Hors cadre #8 : Thibault Pierrisnard
À la MJC Ronceray, Le Mans.
Je m’inspire dans ces différents travaux photographiques de la pensée qui réunit les deux concepts de ''vide'' et de ''plein'' qui a été traitée par l’académicien Francois Cheng sur l’art pictural chinois dans son ouvrage éponyme. Ces deux concepts se traduisent concrètement dans la peinture chinoise par le ''plein'' comme étant les traits et le ''vide'', cette surface de papier non peint mais qui ne demeure pas inerte. Le vide lie les choses entre elles et permet leur fonctionnement en un tout. L’art picturale chinois a ceci de fascinant qu’il lie complètement spiritualité et geste pictural. Si ces deux concepts me parlent particulièrement, c’est qu’ils mettent des mots sur des impressions que j’ai du réel ; le monde silencieux, neutre malgré toute l’action qui peut se dérouler devant soi... J’avais envie de m’exprimer sensiblement sur cette dichotomie entre un réel ''présent'' (à soi) et un réel ''cosmos'' qui surpasse notre environnement propre et qui donne parfois à notre action un goût de vanité. Cela rejoint d’autres impressions et pensées comme la lenteur (traité par Milan Kundera dans un ouvrage éponyme). Ce n’est pas cependant une pensée triste, bien au contraire.
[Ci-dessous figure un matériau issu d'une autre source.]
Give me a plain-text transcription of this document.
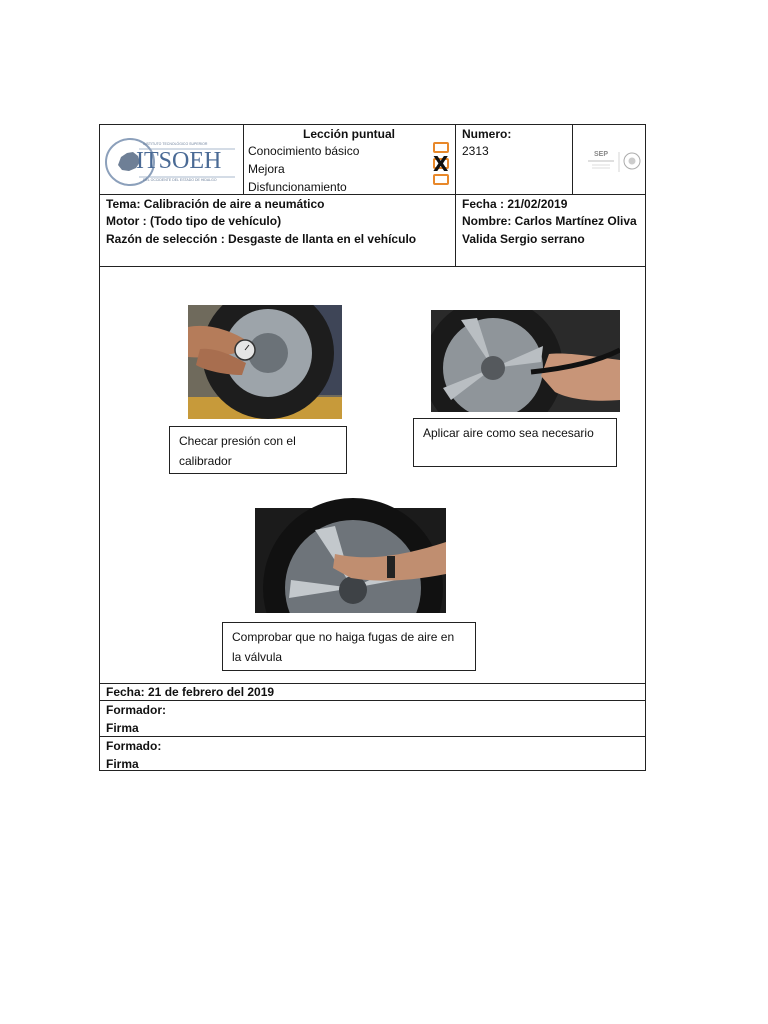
ITSOEH
INSTITUTO TECNOLÓGICO SUPERIOR
DEL OCCIDENTE DEL ESTADO DE HIDALGO
Lección puntual
Conocimiento básico
Mejora
Disfuncionamiento
X
Numero:
2313	SEP
Tema: Calibración de aire a neumático
Motor : (Todo tipo de vehículo)
Razón de selección : Desgaste de llanta en el vehículo
Fecha : 21/02/2019
Nombre: Carlos Martínez Oliva
Valida Sergio serrano
Checar presión con el
calibrador
Aplicar aire como sea necesario
Comprobar que no haiga fugas de aire en
la válvula
Fecha: 21 de febrero del 2019
Formador:
Firma
Formado:
Firma
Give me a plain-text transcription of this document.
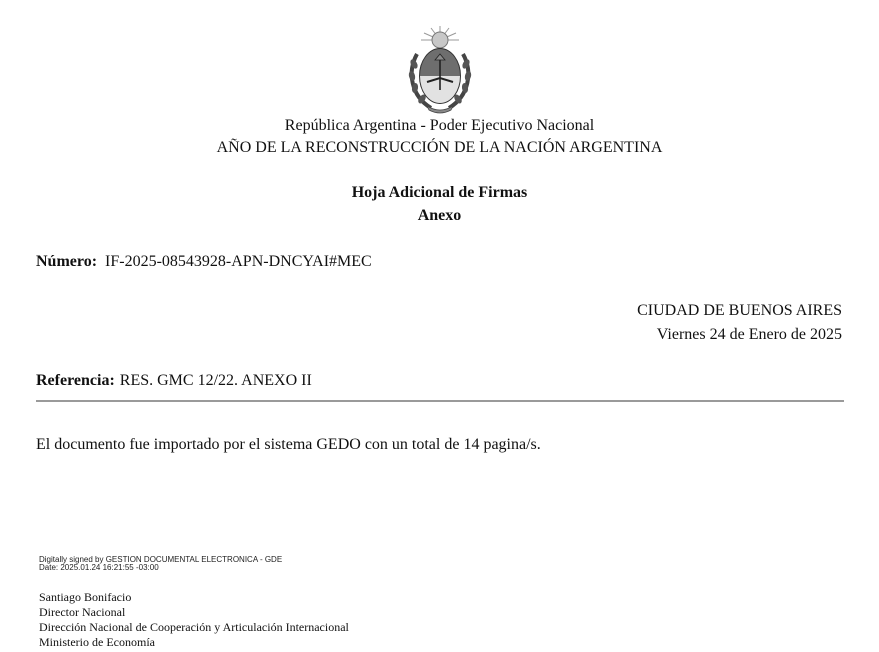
República Argentina - Poder Ejecutivo Nacional
AÑO DE LA RECONSTRUCCIÓN DE LA NACIÓN ARGENTINA
Hoja Adicional de Firmas
Anexo
Número: IF-2025-08543928-APN-DNCYAI#MEC
CIUDAD DE BUENOS AIRES
Viernes 24 de Enero de 2025
Referencia: RES. GMC 12/22. ANEXO II
El documento fue importado por el sistema GEDO con un total de 14 pagina/s.
Digitally signed by GESTION DOCUMENTAL ELECTRONICA - GDE
Date: 2025.01.24 16:21:55 -03:00
Santiago Bonifacio
Director Nacional
Dirección Nacional de Cooperación y Articulación Internacional
Ministerio de Economía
C’est une expression poétique qui m’intéresse en travaillant le medium par différents langages. Pour les trois différents travaux, je ne pensais pas l’image comme devant se suffir à elle-même mais dépendante de son support et de la place physique qu’elle prend au sein de celui-ci comme le peintre chinois pensait aussi bien le sujet qu’il avait devant lui que le monde dans lequel ce sujet prenait place.
Je photographie aussi bien en numérique qu’en argentique que j’utilise pour leur différentes caractéristiques techniques et esthétiques.
Trois différentes propositions:
- Un stage chez le photographe manceau Simon Lagoarde m’a permis d’appréhender la lumière dans un environnement de studio. Dès ce moment m’est venue l’idée de cette série de portraits avec un jeu de lumière bien particulier. L’idée de « contraste » est importante dans ce travail. De la même manière que l’on ne conçoit pas la densité d’une lumière sans une présence d’ombre, le portrait est fort par sa présence dans ce cadre serré et dialogue avec ce passe-partout très large et aéré mais qui peut tout de même écraser par sa largeur. Cette recherche m’inspirait le monde immédiatement présent et le monde «cosmos», hors de notre échelle.
- Les pratiques de la marche et de la flânerie que associées à l’idée de « lenteur » m’ont conduit dans la campagne sarthoise. Inspiré par les peintures des maîtres chinois, je cherchais ce paysage matinal d’automne ou d’hiver, brumeux avec un fort sfumato que j’ai fait fondre au développement avec le papier. C’est une recherche de sérénité à travers l’expérience sensible du paysage parcouru.
- Dans une autre idée, j’ai voulu traduire ce vide plus durement en malmenant l’image. Ce sont des photographies qui viennent d’archives personnelles et qui ont une charge sentimentale, des moments forts vécus avec des amis. L’image est emputée de son élément le plus vivant pour laisser apparaître le papier, brut, silencieux, vide mais pas inerte. Il s’agissait là pour moi d’exprimer la contingence de ces moments de vie face au silence du réel.